I know that his posting and the article has nothing to do with me, but somehow I suddenly feel a need to defend myself. (What was that Mr. Riley used to quote to us? "The wicked fleeth and runeth away but the righteous stands bold as a lion?") I suppose I'm justifying myself to myself.
The author of this article points out, quite rightly, that attending your neighborhood parish is not only a good idea, it's what you're supposed to do. There are geographical boundaries of parishes, and we're not supposed to go looking for a new church for just any old reason.

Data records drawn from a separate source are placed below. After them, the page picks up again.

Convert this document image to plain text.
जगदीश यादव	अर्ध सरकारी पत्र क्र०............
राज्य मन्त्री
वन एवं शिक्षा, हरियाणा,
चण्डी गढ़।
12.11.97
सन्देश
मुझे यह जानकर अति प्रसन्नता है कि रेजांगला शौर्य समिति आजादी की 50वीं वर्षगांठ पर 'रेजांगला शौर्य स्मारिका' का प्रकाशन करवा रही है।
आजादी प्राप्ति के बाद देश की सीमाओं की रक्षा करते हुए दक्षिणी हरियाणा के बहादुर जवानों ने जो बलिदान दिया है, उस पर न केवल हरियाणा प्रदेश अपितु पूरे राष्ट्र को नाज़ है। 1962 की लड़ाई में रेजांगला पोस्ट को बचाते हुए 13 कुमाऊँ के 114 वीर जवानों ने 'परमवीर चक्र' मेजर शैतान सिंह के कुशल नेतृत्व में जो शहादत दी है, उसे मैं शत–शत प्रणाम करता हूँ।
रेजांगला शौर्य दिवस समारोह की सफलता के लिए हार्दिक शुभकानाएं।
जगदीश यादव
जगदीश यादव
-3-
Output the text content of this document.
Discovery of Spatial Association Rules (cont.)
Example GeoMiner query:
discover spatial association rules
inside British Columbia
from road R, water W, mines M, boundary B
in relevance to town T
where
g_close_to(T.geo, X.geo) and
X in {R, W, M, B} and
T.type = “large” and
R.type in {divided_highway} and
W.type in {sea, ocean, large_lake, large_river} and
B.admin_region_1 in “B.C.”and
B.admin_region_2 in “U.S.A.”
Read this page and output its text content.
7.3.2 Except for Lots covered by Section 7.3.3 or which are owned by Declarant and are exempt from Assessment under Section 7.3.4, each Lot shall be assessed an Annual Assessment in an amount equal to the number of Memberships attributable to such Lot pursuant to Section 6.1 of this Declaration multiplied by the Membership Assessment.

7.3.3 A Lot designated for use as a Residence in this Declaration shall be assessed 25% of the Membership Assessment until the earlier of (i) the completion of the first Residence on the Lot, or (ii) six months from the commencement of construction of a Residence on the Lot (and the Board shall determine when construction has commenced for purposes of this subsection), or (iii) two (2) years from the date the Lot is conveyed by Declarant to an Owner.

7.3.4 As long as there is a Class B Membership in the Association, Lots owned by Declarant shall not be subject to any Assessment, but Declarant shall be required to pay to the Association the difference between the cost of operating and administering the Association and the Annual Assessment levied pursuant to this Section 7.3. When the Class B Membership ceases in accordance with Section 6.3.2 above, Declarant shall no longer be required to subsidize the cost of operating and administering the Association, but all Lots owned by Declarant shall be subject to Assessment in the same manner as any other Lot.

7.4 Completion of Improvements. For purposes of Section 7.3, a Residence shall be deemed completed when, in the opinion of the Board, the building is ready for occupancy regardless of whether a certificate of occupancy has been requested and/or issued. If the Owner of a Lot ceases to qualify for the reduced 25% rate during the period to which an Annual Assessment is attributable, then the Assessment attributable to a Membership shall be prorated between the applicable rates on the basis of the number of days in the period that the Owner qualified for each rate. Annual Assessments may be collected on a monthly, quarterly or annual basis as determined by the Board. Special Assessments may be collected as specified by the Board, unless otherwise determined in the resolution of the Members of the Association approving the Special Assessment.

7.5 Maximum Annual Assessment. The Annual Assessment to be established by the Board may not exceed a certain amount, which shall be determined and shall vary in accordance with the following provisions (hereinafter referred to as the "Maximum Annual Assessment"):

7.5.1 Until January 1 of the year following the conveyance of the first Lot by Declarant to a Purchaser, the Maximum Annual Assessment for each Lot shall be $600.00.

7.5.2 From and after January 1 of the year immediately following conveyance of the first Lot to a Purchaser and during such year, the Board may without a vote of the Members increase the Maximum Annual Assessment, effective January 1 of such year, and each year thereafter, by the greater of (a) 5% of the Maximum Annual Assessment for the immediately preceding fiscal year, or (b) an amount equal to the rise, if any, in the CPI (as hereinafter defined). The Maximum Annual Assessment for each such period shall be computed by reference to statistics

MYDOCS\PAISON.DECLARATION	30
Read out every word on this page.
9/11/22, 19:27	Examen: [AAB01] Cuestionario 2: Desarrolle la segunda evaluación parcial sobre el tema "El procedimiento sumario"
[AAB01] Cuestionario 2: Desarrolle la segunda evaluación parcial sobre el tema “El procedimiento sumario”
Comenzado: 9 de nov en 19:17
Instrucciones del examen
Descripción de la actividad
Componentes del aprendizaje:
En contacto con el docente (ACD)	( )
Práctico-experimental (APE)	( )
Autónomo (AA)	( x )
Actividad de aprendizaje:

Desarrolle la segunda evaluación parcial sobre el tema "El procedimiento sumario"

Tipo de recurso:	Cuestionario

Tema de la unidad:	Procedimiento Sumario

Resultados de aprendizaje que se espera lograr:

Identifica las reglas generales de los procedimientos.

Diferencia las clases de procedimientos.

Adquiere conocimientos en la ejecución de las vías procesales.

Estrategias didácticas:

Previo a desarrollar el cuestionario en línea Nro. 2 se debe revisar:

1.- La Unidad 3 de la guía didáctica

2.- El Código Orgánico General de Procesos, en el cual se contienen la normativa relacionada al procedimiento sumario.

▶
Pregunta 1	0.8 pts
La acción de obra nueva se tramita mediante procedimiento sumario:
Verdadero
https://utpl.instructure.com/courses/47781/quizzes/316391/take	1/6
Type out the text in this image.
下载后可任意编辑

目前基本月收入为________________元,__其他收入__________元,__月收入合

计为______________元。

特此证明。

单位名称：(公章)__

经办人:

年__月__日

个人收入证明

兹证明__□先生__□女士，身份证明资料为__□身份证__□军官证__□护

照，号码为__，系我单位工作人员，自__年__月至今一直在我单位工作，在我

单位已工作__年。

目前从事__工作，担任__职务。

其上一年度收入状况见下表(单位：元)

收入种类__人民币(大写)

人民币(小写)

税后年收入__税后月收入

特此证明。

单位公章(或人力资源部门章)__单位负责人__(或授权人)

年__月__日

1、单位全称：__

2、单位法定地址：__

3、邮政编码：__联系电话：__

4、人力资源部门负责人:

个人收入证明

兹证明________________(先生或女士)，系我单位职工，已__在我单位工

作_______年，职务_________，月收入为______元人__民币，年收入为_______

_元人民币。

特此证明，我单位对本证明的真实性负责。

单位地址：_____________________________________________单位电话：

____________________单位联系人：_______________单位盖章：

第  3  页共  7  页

I went to the same church for 12 years, which is quite a long time, considering that I'm only 18 years old. I sang in the choir almost that whole time, and my mother was a lector, dad was in the Men's Club, etc. We watched three pastors come and go as well as numerous assistant pastors, supported the parish through two sex scandals and an embarassing financial situation. I made my First Communion and was confirmed there, my dad was received into the Catholic Church there, and my parents were married there. We're pretty entrenched in the community. We do not, however, live within that parish's geographical boundaries. We started going there when we moved to this town, because I was attending school there. (The school in our former hometown was full, as was the school into whose parish boundaries we eventually moved.) We left, as you know, because the way in which Mass is being celebrated on Sundays is terribly distracting to me. I didn't go looking for Gregorian chant or a Tridentine Mass, just someplace reasonably close by where I could actually focus on worship instead of thinking "what the heck is the music minister/deacon/altar server/extraordinary minister doing?" I didn't go to the church in whose parish boundaries we are, because I've been there and it's pretty much the same. The parishes in this town are not terribly different from one another. We went to the next town, which is a 15-minute drive and not really any further away from our house than any of the three Catholic churches in this town. It's a small community, and I already know four people who go there.
I don't think I was parish shopping. I am not driven by consumerist philosophy. I wasn't particularly looking for brilliant sermons (though I got them) or great music or a vibrant service-oriented community. Just someplace where Mass didn't feel like a circus. This isn't parish shopping, is it?